自分の劣等機能にあたるものの価値に、
正等な評価を与えることは難しいです。
ですから、長所が「ノイズ」として攻撃されるといったことは
しょっちゅう起こります。
たとえば私は、「感情」が優れている親御さんが、
「思考」が優れている子たちの発する「考える力の高さ」を
感じさせるもののほとんどを「ノイズ」と捉えて遮断するか、抑圧するのを
しょっちゅう見かけます。
「感情」が優れている方の劣等機能は「思考」にあたるのです。
感情タイプの人は、思考を疎ましく思って馬鹿にしているわけではなく、
思考できる人を絶賛したり、
「頭が良いことこそ全て」という考えにとらわれることがよくあります。
そして、自分の子の知的開発に力を注ぎこみます。
そのように、「理想の自分」とは、
自分の劣等機能と関わりが深いものなのです。
問題なのは、子どもの知力を伸ばす手段として、
ユング研究所の講師であるフォン・フランツが、
「劣等な思考の性質を帯びている」と表現する方法……
数少ない概念で、ありとあらゆることが言い表せるし、可能になると考える方法や、
陳腐な決まり文句やスローガンが、全てを解決するカギであるかのように信じる方法
を、あえて選びがちなことです。
何かひとつの方法を信じて、幼い頃から訓練すれば、
理想通りの結果が得られると考えるのは、
ある面、思考することを放棄して、
「劣等な思考の性質を帯びている」方法に、考える行為を丸投げしている
といえます。
効果のあるなしの問題より、
これから思考することを学んでいく子どもに、
親が「思考しない」という悪い見本を示すのは
やはりよくないように思うのです。
「小学校低学年までの子は機械的な暗記をとにかくさせるのがいい」とか、「計算訓練を多量にさせると脳が変化して頭が賢くなる」とかいう
考え方も、
確かに一理あるし、
感情や感覚が優れている子たちなら、「じゅげむ」を唱えたり、伝承遊びに興じるような雰囲気で、それほど嫌がらずにするうちに、
「九九制覇」とか「計算が速くなった」などの成果を得ることも可能です。
ただ、思考が優れている子たちは、かなり幼い時期から深く考えていくことを好むし、
同じことを繰り返させると、素直に訓練に従わずに、もっと効率的にする方法を考え出したり、自分のしていることに疑問を差し挟んだりしがちです。
また、ゆっくり考える時間がないほど、
次々、単純な作業を与えられると、非常に苦痛を感じるようです。
思考を好む子はある面、ゆっくりしていたり、きまぐれだったり、
気難しかったり、ひねくれているように見えたり、ぼんやりしていたり、しつこかったり、がんこだったり、一言多かったり、自分の内にこもっていたり、冷淡な傍観者のようだったりします。

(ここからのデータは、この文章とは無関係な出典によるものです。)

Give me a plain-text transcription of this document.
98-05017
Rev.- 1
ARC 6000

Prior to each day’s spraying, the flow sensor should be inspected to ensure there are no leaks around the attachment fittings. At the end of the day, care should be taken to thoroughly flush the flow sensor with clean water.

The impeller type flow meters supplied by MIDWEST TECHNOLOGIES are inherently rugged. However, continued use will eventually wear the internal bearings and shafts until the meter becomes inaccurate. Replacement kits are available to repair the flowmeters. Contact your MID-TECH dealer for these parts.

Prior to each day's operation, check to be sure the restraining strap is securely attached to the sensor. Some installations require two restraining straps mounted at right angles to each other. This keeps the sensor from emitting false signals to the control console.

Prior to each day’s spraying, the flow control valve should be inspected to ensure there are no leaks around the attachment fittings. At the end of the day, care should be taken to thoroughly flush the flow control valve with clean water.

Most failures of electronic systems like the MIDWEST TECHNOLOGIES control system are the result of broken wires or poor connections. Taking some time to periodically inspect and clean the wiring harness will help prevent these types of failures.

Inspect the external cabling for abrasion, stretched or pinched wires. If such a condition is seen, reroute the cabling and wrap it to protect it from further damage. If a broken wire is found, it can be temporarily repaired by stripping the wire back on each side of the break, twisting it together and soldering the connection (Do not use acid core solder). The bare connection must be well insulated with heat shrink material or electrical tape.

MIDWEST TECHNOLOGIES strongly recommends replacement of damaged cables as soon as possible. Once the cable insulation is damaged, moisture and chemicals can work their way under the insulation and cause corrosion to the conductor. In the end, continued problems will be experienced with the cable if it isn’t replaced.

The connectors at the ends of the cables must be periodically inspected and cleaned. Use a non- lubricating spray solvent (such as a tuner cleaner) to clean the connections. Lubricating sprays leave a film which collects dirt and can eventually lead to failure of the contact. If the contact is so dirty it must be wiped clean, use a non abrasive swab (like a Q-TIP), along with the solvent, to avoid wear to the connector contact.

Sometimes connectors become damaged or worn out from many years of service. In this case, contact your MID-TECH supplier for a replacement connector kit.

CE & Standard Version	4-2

そうして自分の見聞きしている現実を鵜呑みにするのではなく、
自分の頭でこねくりまわして考えているのです。
そうした思考タイプの子が自分で考えるための時間を確保しようとする姿は、
感情が優れている親御さんにすると、
「ノイズ」として映ることが多いようです。
感情が優れている方は、
成績とか、評判の学校の制服とか、自分の目で見て、周囲からも評価できるものの中で、学ぶことを捉えがちです。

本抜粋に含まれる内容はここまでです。